I feel the current root cause for why everything is broken is:
“Jacob”
And you want to stop that immediately.
I've gone further in some of these, but sometimes it gets to "there's not enough time or people to do X".
There's been some cases where "I missed X - there's not enough time to check everything and I missed X". "Well, you should have told us X wasn't checked" or "you should have raised the alarm before". I've been raising it for ... 5-6 months. And the whole point of "I missed something" was... it's a mistake/oversight, not "I intentionally didn't check X".
There are rumors of other developers being interviewed, but no one has come on board. Assuming someone does, I suspect the thinking will be "let's double the previous workload - we have 2 people now".
I'm understanding of the situation, to some degree. Pretty much everyone on the project is 'overworked' in some sense, but they've been hiring and doubling up other positions, just not this one. I've been keeping this pace for 18 months. I scheduled one day off - 2 weeks in advance - because I had to drive someplace. That morning, someone noticed a financial bug that was preventing everything from working. 2 hrs later, from my hotel, I had to connect in and review and fix stuff. It was totally my fault - I missed stuff - but there's just... no getting away from it.
Adding in '5 whys' and other formal review processes on top of this situation borders on insulting.
> "I missed X - there's not enough time to check everything and I missed X". "Well, you should have told us X wasn't checked" or "you should have raised the alarm before"
You've probably thought of this, but if X is checkable, then perhaps the question to be asked, potentially outside 5 whys framework is why it's not automated. Or at the very least a checklist developed. Allowing an RCA to fall on 'human error' should be rare, not the default.
Another angle, if there is automated QA in place, is whether the go/no-go signals are good enough. Measures like code coverage can be a signal that your project is cutting QA short, and if it _is_ being tracked and shows green, that's a signal you need more advanced metrics.
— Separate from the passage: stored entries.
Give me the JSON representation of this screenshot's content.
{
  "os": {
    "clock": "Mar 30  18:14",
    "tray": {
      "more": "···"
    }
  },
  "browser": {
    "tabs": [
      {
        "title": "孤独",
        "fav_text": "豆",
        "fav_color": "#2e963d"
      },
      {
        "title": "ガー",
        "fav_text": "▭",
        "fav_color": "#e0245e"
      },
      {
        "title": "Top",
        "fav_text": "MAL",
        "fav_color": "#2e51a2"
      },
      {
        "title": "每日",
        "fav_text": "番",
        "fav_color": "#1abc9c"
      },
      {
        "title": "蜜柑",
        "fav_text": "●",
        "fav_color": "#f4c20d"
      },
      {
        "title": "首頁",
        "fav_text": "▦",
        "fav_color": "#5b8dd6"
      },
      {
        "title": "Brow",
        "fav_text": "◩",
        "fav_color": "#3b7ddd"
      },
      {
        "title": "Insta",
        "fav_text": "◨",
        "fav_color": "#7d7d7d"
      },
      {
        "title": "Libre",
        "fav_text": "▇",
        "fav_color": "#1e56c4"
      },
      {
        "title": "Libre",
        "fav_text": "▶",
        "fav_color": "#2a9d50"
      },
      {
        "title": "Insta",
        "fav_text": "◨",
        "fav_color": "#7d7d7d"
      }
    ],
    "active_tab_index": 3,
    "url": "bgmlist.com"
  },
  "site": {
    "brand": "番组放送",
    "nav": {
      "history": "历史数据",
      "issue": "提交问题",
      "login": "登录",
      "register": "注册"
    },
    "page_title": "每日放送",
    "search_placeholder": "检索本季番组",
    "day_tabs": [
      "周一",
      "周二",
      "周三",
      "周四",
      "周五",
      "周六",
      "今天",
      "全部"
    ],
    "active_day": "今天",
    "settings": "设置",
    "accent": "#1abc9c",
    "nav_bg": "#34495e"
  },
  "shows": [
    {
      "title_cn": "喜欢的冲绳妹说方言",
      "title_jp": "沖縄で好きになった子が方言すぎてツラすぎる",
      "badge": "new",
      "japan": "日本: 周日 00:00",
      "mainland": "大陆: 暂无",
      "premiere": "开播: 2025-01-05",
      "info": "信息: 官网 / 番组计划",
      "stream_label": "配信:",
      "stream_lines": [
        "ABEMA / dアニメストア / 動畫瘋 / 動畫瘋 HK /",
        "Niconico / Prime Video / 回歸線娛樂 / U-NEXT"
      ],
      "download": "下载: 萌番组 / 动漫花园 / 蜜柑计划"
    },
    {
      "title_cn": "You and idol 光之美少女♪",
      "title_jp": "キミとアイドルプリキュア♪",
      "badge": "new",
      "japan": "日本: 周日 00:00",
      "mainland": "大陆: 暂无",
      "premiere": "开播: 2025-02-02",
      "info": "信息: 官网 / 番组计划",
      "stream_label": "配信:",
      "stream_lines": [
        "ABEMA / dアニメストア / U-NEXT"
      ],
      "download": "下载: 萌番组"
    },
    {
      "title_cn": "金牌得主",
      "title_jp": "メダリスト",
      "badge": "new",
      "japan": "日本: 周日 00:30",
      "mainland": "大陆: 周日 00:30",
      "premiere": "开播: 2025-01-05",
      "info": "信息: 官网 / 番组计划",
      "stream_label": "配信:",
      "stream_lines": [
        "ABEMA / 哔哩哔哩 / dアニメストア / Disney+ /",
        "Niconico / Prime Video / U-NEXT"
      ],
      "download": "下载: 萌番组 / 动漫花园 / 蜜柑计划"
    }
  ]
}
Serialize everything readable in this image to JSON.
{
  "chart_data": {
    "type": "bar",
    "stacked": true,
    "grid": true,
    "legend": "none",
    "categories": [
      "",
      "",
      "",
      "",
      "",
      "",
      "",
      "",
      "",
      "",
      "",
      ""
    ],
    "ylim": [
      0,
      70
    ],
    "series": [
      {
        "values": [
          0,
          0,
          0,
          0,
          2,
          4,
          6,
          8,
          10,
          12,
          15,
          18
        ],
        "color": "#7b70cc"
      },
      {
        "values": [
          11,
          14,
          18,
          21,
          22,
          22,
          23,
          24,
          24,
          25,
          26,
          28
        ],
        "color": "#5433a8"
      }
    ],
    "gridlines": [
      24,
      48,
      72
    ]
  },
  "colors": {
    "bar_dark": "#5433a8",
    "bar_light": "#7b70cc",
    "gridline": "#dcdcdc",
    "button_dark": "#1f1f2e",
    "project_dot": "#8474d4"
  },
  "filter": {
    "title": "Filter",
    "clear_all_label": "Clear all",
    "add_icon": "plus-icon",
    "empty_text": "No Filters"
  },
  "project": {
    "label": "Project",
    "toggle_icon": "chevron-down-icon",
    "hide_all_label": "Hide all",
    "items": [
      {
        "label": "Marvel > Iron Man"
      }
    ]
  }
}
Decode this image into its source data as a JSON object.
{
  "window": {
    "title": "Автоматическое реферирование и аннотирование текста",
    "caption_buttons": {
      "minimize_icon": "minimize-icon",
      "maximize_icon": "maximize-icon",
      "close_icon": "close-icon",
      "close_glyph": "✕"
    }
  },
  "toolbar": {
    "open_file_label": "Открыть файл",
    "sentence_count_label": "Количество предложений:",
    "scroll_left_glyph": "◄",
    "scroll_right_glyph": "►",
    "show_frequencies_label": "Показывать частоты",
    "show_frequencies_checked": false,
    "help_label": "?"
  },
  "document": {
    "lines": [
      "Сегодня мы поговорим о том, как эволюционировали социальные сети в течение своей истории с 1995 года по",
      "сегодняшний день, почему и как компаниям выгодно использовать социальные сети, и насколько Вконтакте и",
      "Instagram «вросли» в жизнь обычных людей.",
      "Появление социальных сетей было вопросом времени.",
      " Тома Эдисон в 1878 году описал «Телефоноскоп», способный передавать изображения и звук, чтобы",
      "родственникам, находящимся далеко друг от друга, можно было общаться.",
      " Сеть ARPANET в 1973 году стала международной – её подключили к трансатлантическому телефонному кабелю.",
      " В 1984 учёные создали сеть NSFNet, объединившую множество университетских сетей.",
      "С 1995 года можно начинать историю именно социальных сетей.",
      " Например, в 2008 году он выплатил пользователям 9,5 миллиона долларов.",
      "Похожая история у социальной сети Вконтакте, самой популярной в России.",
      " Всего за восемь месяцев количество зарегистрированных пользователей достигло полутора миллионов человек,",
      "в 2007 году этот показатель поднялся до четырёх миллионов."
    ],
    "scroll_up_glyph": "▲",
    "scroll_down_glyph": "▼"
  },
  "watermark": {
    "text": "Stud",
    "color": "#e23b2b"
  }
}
In short, if management is shortchanging QA that should be in the causal path. We have an entire section on 'why metrics and tests missed the problem' outside the 5 whys just to prompt participants to discuss these perspectives.
> There are rumors of other developers being interviewed, but no one has come on board
Call me crazy, but if they're thinking about hiring another developer but not inviting you, the sole/lead developer to interview the candidates, then you're being replaced. But if they're asking you to work on vacations, then perhaps this is for the best. (Not that you're going to enjoy being laid off)
> Assuming someone does, I suspect the thinking will be "let's double the previous workload - we have 2 people now".
Well, yea. The alternative is probably to give you a pay cut. It sucks but you usually can't hire your way out of a budget crunch.
>I've been keeping this pace for 18 months. I scheduled one day off
Dude, wtf. I hope you're getting paid very well and/or equity in the company, because that's totally fubar'd. You should be looking around for other jobs.
I think your closing statement is very apt. Your points about tests et al works when there is a larger team so instead of accusing individuals for errors you’re blaming the process. But I can see that process blaming feeling a little more personal when there’s only one person writing the processes.
Yes. As more management layers/people are added, people are all wanting to be "more professional", and seeing "oh, we did formal written RCAs on production events at my last company, we need to do that here".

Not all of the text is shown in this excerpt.